NT = Normal Treatment
PC = Pericarp Cracking
Eth = Ethylene Treatment
NC = No Cracking

This dataset was published by Chen et al. 2019, and raw data can be found in the BioProject PRJNA396469.

05 Atemoya Split and Non-Split Fruits

RNA-Seq of atemoya (Annona squamosa × A. cherimola) pulp of split and non-split fruits.

Experimental Conditions:

Split fruits.
Non-split fruits.

The samples were obtained from the "Lingnan Normal University" in Guangdong, China. All fruits were harvested at 6 months after pollination. Non-split fruits (NSF) and split fruits (SF) were selected at 10 days after harvest. All of the fruit samples were frozen immediately in liquid nitrogen, and stored at −80 ºC until use. Each sample of RNA was prepared by mixing three replicate samples.

Images of NSF (a) and SF (b) from atemoya. Observation with Scanning Electron Microscopy (SEM) the NSF (c) and SF (d) in atemoya, and observation with Optical Microscope the NSF (e) and SF (f).

NSF = Non-Split Fruits
SF = Split Fruits

This dataset was published by Li et al. 2019, and raw data can be found in the BioProject PRJNA397365.

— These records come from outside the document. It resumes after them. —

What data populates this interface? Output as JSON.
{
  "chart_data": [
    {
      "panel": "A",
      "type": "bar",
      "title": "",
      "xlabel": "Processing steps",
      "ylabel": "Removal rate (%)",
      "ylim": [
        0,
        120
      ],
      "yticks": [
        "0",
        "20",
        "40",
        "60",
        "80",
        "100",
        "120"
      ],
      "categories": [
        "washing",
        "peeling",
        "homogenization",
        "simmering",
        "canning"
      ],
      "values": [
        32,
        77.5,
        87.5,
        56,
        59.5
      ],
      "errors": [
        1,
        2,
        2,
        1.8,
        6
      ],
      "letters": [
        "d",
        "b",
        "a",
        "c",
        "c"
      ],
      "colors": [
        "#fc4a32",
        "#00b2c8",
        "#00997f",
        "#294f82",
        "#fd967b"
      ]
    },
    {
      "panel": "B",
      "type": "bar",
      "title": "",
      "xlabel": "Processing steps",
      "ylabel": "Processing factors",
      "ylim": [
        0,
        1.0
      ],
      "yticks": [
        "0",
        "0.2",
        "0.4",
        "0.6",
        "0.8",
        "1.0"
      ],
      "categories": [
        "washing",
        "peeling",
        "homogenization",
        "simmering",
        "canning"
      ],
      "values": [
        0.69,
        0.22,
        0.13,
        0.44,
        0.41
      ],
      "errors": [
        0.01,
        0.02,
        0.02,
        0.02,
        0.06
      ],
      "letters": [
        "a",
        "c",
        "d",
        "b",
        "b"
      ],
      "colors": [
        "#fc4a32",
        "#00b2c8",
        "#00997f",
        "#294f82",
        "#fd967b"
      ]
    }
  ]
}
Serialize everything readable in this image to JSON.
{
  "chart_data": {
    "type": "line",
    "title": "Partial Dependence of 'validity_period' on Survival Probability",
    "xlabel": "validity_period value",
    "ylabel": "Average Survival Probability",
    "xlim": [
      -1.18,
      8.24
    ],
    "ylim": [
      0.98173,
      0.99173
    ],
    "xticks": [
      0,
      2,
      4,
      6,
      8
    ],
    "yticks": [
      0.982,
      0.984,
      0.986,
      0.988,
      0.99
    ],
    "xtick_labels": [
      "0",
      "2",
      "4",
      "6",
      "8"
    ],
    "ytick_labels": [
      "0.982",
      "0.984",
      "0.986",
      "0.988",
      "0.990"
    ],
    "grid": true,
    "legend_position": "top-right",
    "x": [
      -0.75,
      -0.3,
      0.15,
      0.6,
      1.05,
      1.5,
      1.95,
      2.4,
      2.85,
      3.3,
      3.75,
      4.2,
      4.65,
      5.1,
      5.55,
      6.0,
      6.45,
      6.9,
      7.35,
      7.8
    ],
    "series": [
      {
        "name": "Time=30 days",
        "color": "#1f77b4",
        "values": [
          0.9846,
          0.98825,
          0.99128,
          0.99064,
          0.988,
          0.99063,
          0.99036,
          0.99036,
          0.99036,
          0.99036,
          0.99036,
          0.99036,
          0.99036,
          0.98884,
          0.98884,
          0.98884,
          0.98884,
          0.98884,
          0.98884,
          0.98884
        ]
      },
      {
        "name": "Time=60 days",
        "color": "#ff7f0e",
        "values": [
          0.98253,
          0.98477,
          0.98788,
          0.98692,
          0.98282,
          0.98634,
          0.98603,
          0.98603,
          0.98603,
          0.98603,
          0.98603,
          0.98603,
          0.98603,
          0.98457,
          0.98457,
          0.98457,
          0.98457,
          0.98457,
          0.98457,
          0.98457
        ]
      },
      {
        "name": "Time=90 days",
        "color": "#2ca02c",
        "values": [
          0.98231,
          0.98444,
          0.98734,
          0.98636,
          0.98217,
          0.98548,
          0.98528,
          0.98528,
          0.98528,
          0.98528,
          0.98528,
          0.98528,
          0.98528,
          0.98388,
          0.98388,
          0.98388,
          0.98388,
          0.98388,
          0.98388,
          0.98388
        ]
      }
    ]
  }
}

06 Annona Outer Integument

RNA-Seq of pistils with and without early seed development in Atemoya (Annona squamosa × A. cherimola) cv. Gefner, and the A. squamosa "Thai seedless" mutant (Annona ino).

Experimental Conditions:

AG = Atemoya cv. Gefner
T = "Thai seedless" mutant
PS = Pistils containing early developing seeds (Pollinated pistils with seed).
P = Pistils without early developing seeds (Pollinated pistils, seed removed).

Total RNA was extracted from pollinated pistils containing early seeds (PS) and pistils without early seeds (P) of Annona cherimola cv. Gefner (AG) and the "Thai seedless" mutant (T), combining the CTAB protocol by Doyle and Doyle, 1987 and the Qiagen RNeasy Plant Mini Kit (Qiagen).
PS and P samples were collected from three independent fruits at 4 and 8 days after pollination (DAP). Microscopic observations were performed at 8 DAP to illustrate early embryo and nucellus development.

Microscope images of the immature seed sections (8 DAP) for both AG (A) and T (D) genotypes.

e = endosperm
ii = inner integument
n = nucellus
oi = outer integument
Scale bars: 100 μm

This dataset was published by Garcia-Lezama et al., 2025 in Physiologia Plantarum. Raw sequencing data are available in the BioProject PRJEB97455.

Asimina triloba reproductive incompatibility

RNA-Seq of pawpaw (Asimina triloba) early developing seeds collected from three cross-compatible (CC) and three auto-incompatible (AI) pollinated flowers at 4, 8 and 15 days after pollination (DAP), resulting in a total of 18 biological replicates. The pistils of each flower were dissected to obtain the developing seeds, and extract RNA from these fresh early seeds.